A request from CNBC for comment from the Nebraska attorney general was not immediately answered.

Student loan borrowers gathered outside the U.S. Supreme Court on Feb. 27, 2023, the night before the court hears two cases on student loan forgiveness.
Annie Nova | CNBC

In the second legal challenge backed by the Job Creators Network Foundation, the lawyers argued that two plaintiffs, Myra Brown and Alexander Taylor, were deprived of their “procedural rights” by the Biden administration because it didn’t allow the public to formally weigh in on the shape of its plan before it rolled it out. As a result, the lawyers say, Brown and Taylor were either partially or fully excluded from the relief.

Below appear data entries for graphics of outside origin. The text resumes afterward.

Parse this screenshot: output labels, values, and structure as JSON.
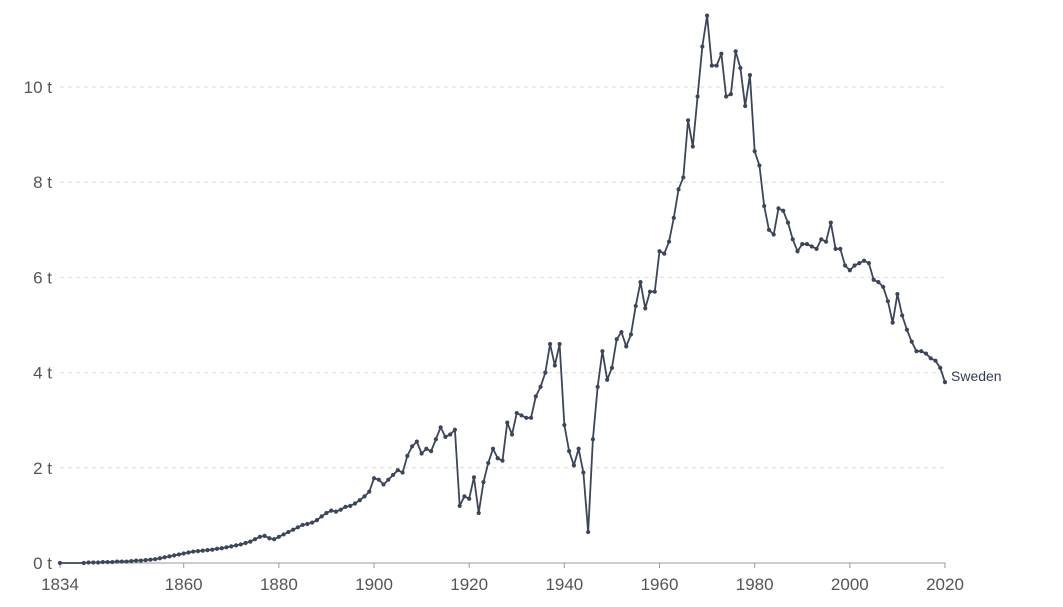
{
  "chart_data": {
    "type": "line",
    "title": "",
    "xlabel": "",
    "ylabel": "",
    "xlim": [
      1834,
      2020
    ],
    "ylim": [
      0,
      11.5
    ],
    "grid": true,
    "y_ticks": [
      {
        "value": 0,
        "label": "0 t"
      },
      {
        "value": 2,
        "label": "2 t"
      },
      {
        "value": 4,
        "label": "4 t"
      },
      {
        "value": 6,
        "label": "6 t"
      },
      {
        "value": 8,
        "label": "8 t"
      },
      {
        "value": 10,
        "label": "10 t"
      }
    ],
    "x_ticks": [
      {
        "value": 1834,
        "label": "1834"
      },
      {
        "value": 1860,
        "label": "1860"
      },
      {
        "value": 1880,
        "label": "1880"
      },
      {
        "value": 1900,
        "label": "1900"
      },
      {
        "value": 1920,
        "label": "1920"
      },
      {
        "value": 1940,
        "label": "1940"
      },
      {
        "value": 1960,
        "label": "1960"
      },
      {
        "value": 1980,
        "label": "1980"
      },
      {
        "value": 2000,
        "label": "2000"
      },
      {
        "value": 2020,
        "label": "2020"
      }
    ],
    "series": [
      {
        "name": "Sweden",
        "color": "#3b4658",
        "points": [
          [
            1834,
            0.0
          ],
          [
            1839,
            0.0
          ],
          [
            1840,
            0.01
          ],
          [
            1841,
            0.01
          ],
          [
            1842,
            0.01
          ],
          [
            1843,
            0.02
          ],
          [
            1844,
            0.02
          ],
          [
            1845,
            0.02
          ],
          [
            1846,
            0.03
          ],
          [
            1847,
            0.03
          ],
          [
            1848,
            0.03
          ],
          [
            1849,
            0.04
          ],
          [
            1850,
            0.05
          ],
          [
            1851,
            0.05
          ],
          [
            1852,
            0.06
          ],
          [
            1853,
            0.07
          ],
          [
            1854,
            0.08
          ],
          [
            1855,
            0.1
          ],
          [
            1856,
            0.12
          ],
          [
            1857,
            0.14
          ],
          [
            1858,
            0.16
          ],
          [
            1859,
            0.18
          ],
          [
            1860,
            0.2
          ],
          [
            1861,
            0.22
          ],
          [
            1862,
            0.24
          ],
          [
            1863,
            0.25
          ],
          [
            1864,
            0.26
          ],
          [
            1865,
            0.27
          ],
          [
            1866,
            0.28
          ],
          [
            1867,
            0.3
          ],
          [
            1868,
            0.31
          ],
          [
            1869,
            0.33
          ],
          [
            1870,
            0.35
          ],
          [
            1871,
            0.37
          ],
          [
            1872,
            0.39
          ],
          [
            1873,
            0.42
          ],
          [
            1874,
            0.45
          ],
          [
            1875,
            0.5
          ],
          [
            1876,
            0.55
          ],
          [
            1877,
            0.57
          ],
          [
            1878,
            0.52
          ],
          [
            1879,
            0.5
          ],
          [
            1880,
            0.55
          ],
          [
            1881,
            0.6
          ],
          [
            1882,
            0.65
          ],
          [
            1883,
            0.7
          ],
          [
            1884,
            0.75
          ],
          [
            1885,
            0.8
          ],
          [
            1886,
            0.82
          ],
          [
            1887,
            0.85
          ],
          [
            1888,
            0.9
          ],
          [
            1889,
            0.98
          ],
          [
            1890,
            1.05
          ],
          [
            1891,
            1.1
          ],
          [
            1892,
            1.08
          ],
          [
            1893,
            1.12
          ],
          [
            1894,
            1.18
          ],
          [
            1895,
            1.2
          ],
          [
            1896,
            1.25
          ],
          [
            1897,
            1.32
          ],
          [
            1898,
            1.4
          ],
          [
            1899,
            1.5
          ],
          [
            1900,
            1.78
          ],
          [
            1901,
            1.75
          ],
          [
            1902,
            1.65
          ],
          [
            1903,
            1.75
          ],
          [
            1904,
            1.85
          ],
          [
            1905,
            1.95
          ],
          [
            1906,
            1.9
          ],
          [
            1907,
            2.25
          ],
          [
            1908,
            2.45
          ],
          [
            1909,
            2.55
          ],
          [
            1910,
            2.3
          ],
          [
            1911,
            2.4
          ],
          [
            1912,
            2.35
          ],
          [
            1913,
            2.6
          ],
          [
            1914,
            2.85
          ],
          [
            1915,
            2.65
          ],
          [
            1916,
            2.7
          ],
          [
            1917,
            2.8
          ],
          [
            1918,
            1.2
          ],
          [
            1919,
            1.4
          ],
          [
            1920,
            1.35
          ],
          [
            1921,
            1.8
          ],
          [
            1922,
            1.05
          ],
          [
            1923,
            1.7
          ],
          [
            1924,
            2.1
          ],
          [
            1925,
            2.4
          ],
          [
            1926,
            2.2
          ],
          [
            1927,
            2.15
          ],
          [
            1928,
            2.95
          ],
          [
            1929,
            2.7
          ],
          [
            1930,
            3.15
          ],
          [
            1931,
            3.1
          ],
          [
            1932,
            3.05
          ],
          [
            1933,
            3.05
          ],
          [
            1934,
            3.5
          ],
          [
            1935,
            3.7
          ],
          [
            1936,
            4.0
          ],
          [
            1937,
            4.6
          ],
          [
            1938,
            4.15
          ],
          [
            1939,
            4.6
          ],
          [
            1940,
            2.9
          ],
          [
            1941,
            2.35
          ],
          [
            1942,
            2.05
          ],
          [
            1943,
            2.4
          ],
          [
            1944,
            1.9
          ],
          [
            1945,
            0.65
          ],
          [
            1946,
            2.6
          ],
          [
            1947,
            3.7
          ],
          [
            1948,
            4.45
          ],
          [
            1949,
            3.85
          ],
          [
            1950,
            4.1
          ],
          [
            1951,
            4.7
          ],
          [
            1952,
            4.85
          ],
          [
            1953,
            4.55
          ],
          [
            1954,
            4.8
          ],
          [
            1955,
            5.4
          ],
          [
            1956,
            5.9
          ],
          [
            1957,
            5.35
          ],
          [
            1958,
            5.7
          ],
          [
            1959,
            5.7
          ],
          [
            1960,
            6.55
          ],
          [
            1961,
            6.5
          ],
          [
            1962,
            6.75
          ],
          [
            1963,
            7.25
          ],
          [
            1964,
            7.85
          ],
          [
            1965,
            8.1
          ],
          [
            1966,
            9.3
          ],
          [
            1967,
            8.75
          ],
          [
            1968,
            9.8
          ],
          [
            1969,
            10.85
          ],
          [
            1970,
            11.5
          ],
          [
            1971,
            10.45
          ],
          [
            1972,
            10.45
          ],
          [
            1973,
            10.7
          ],
          [
            1974,
            9.8
          ],
          [
            1975,
            9.85
          ],
          [
            1976,
            10.75
          ],
          [
            1977,
            10.4
          ],
          [
            1978,
            9.6
          ],
          [
            1979,
            10.25
          ],
          [
            1980,
            8.65
          ],
          [
            1981,
            8.35
          ],
          [
            1982,
            7.5
          ],
          [
            1983,
            7.0
          ],
          [
            1984,
            6.9
          ],
          [
            1985,
            7.45
          ],
          [
            1986,
            7.4
          ],
          [
            1987,
            7.15
          ],
          [
            1988,
            6.8
          ],
          [
            1989,
            6.55
          ],
          [
            1990,
            6.7
          ],
          [
            1991,
            6.7
          ],
          [
            1992,
            6.65
          ],
          [
            1993,
            6.6
          ],
          [
            1994,
            6.8
          ],
          [
            1995,
            6.75
          ],
          [
            1996,
            7.15
          ],
          [
            1997,
            6.6
          ],
          [
            1998,
            6.6
          ],
          [
            1999,
            6.25
          ],
          [
            2000,
            6.15
          ],
          [
            2001,
            6.25
          ],
          [
            2002,
            6.3
          ],
          [
            2003,
            6.35
          ],
          [
            2004,
            6.3
          ],
          [
            2005,
            5.95
          ],
          [
            2006,
            5.9
          ],
          [
            2007,
            5.8
          ],
          [
            2008,
            5.5
          ],
          [
            2009,
            5.05
          ],
          [
            2010,
            5.65
          ],
          [
            2011,
            5.2
          ],
          [
            2012,
            4.9
          ],
          [
            2013,
            4.65
          ],
          [
            2014,
            4.45
          ],
          [
            2015,
            4.45
          ],
          [
            2016,
            4.4
          ],
          [
            2017,
            4.3
          ],
          [
            2018,
            4.25
          ],
          [
            2019,
            4.1
          ],
          [
            2020,
            3.8
          ]
        ]
      }
    ]
  }
}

Elaine Parker, president of Job Creators Network Foundation, insisted their plaintiffs suffered harm from the policy.

“If the administration had gone through notice-and-comment as the law requires, they each could have made their case,” Parker said. “The program is a clear act of executive overreach.”

The Heroes Act, however, exempts the need for a notice-and-comment period during national emergencies, Kantrowitz said. Also, not getting loan forgiveness or not getting as much as others is not the same as being harmed, he added.

“The Supreme Court is likely to be very critical of the circular arguments made by the plaintiffs in the JCN case,” Kantrowitz said. “You have to look at the law cross-eyed to argue for legal standing.”